Выбрать главу

— Но это он так захотел. Это все, что отличает нас от живых — мы повторяем истории и выбора у нас нет. Когда ты умрешь — тоже лишишься выбора.

Тамара поморщилась и стянула рубашку с головы. Мама часто говорила о смерти. Мама говорила, что единственный способ победить смерть — осознать ее. Оказалось, что единственный способ победить смерть — родиться орхидеей. И жрать тех, кто думает, что победил смерть.
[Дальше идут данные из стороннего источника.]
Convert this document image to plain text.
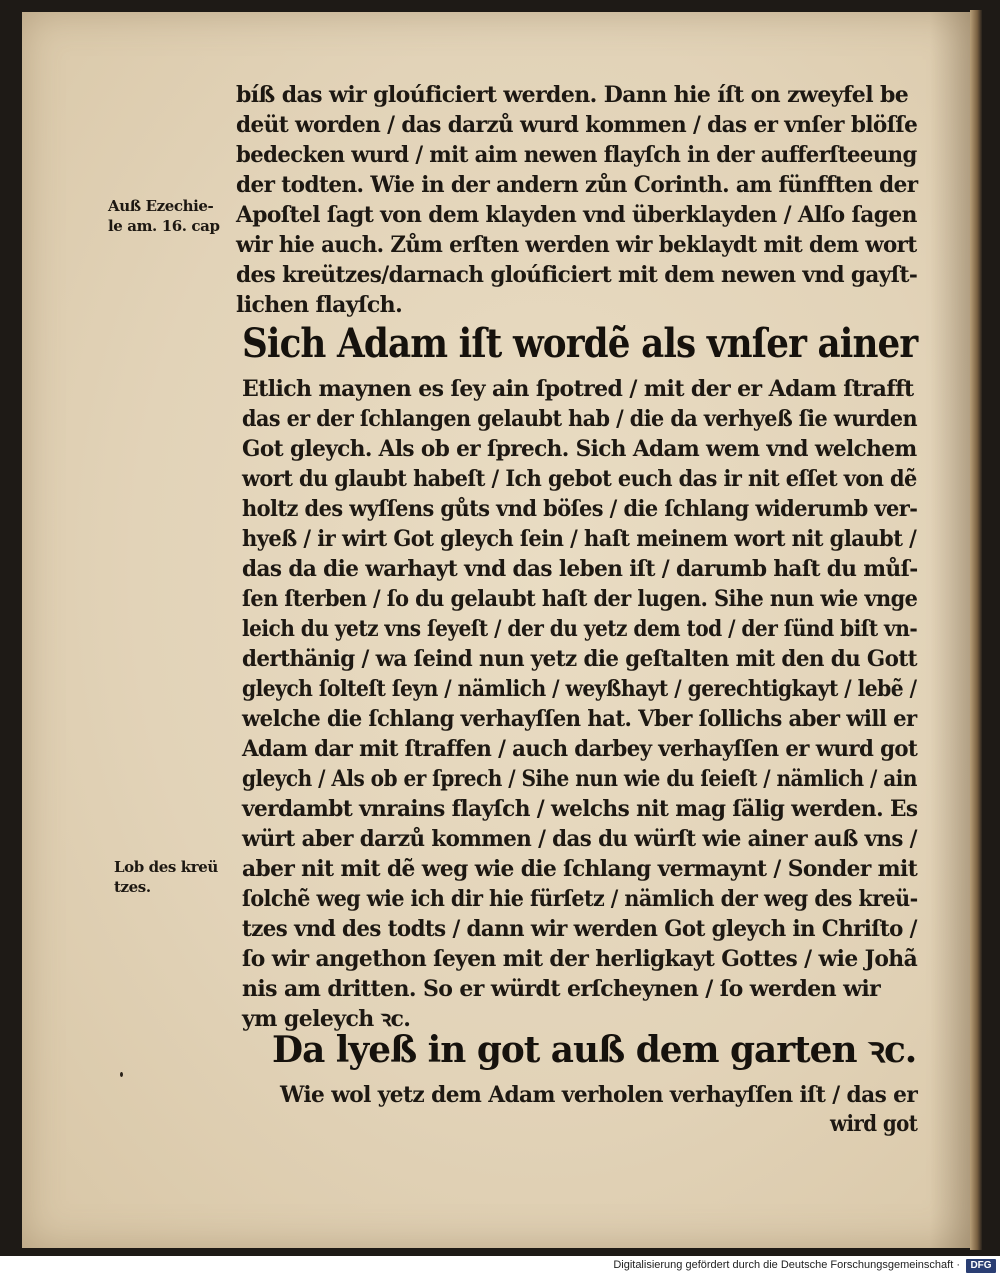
bíß das wir gloúficiert werden. Dann hie íſt on zweyfel be
deüt worden / das darzů wurd kommen / das er vnſer blöſſe
bedecken wurd / mit aim newen flayſch in der aufferſteeung
der todten. Wie in der andern zůn Corinth. am fünfften der
Apoſtel ſagt von dem klayden vnd überklayden / Alſo ſagen
wir hie auch. Zům erſten werden wir beklaydt mit dem wort
des kreützes/darnach gloúficiert mit dem newen vnd gayſt-
lichen flayſch.
Auß Ezechie-
le am. 16. cap
Sich Adam iſt wordẽ als vnſer ainer
Etlich maynen es ſey ain ſpotred / mit der er Adam ſtrafft
das er der ſchlangen gelaubt hab / die da verhyeß ſie wurden
Got gleych. Als ob er ſprech. Sich Adam wem vnd welchem
wort du glaubt habeſt / Ich gebot euch das ir nit eſſet von dẽ
holtz des wyſſens gůts vnd böſes / die ſchlang widerumb ver-
hyeß / ir wirt Got gleych ſein / haſt meinem wort nit glaubt /
das da die warhayt vnd das leben iſt / darumb haſt du můſ-
ſen ſterben / ſo du gelaubt haſt der lugen. Sihe nun wie vnge
leich du yetz vns ſeyeſt / der du yetz dem tod / der ſünd biſt vn-
derthänig / wa ſeind nun yetz die geſtalten mit den du Gott
gleych ſolteſt ſeyn / nämlich / weyßhayt / gerechtigkayt / lebẽ /
welche die ſchlang verhayſſen hat. Vber ſollichs aber will er
Adam dar mit ſtraffen / auch darbey verhayſſen er wurd got
gleych / Als ob er ſprech / Sihe nun wie du ſeieſt / nämlich / ain
verdambt vnrains flayſch / welchs nit mag ſälig werden. Es
würt aber darzů kommen / das du würſt wie ainer auß vns /
aber nit mit dẽ weg wie die ſchlang vermaynt / Sonder mit
ſolchẽ weg wie ich dir hie fürſetz / nämlich der weg des kreü-
tzes vnd des todts / dann wir werden Got gleych in Chriſto /
ſo wir angethon ſeyen mit der herligkayt Gottes / wie Johã
nis am dritten. So er würdt erſcheynen / ſo werden wir
ym geleych ꝛc.
Lob des kreü
tzes.
Da lyeß in got auß dem garten ꝛc.
Wie wol yetz dem Adam verholen verhayſſen iſt / das er
wird got
Digitalisierung gefördert durch die Deutsche Forschungsgemeinschaft ·	DFG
— Сейчас ты лишаешь отца выбора. Убиваешь его. Послушайте Гершелла, он все правильно рассчитал.

Тамара молча показала ей разведенные указательный и средний пальцы. Она вдруг вспомнила, что ей пятнадцать и в последние месяцы она чаще общалась с Марш, чем с папой.

— Куда ты ехала?

— В Нижнюю Альтафу.

— Зачем?

— Я думаю, это хороший город, — выплюнула Тамара.

А потом спрыгнула на песок. Села в вездеход, чувствуя мамин взгляд, гладящий по затылку.

— Альтафа в другой стороне. И это тоже плохой город, как и все Младшие города. Тамара?.. Прости меня. И скажи папе, что я его любила.

— Как ты умерла?

Она не обернулась. Стояла, чувствуя, как каменеет спина.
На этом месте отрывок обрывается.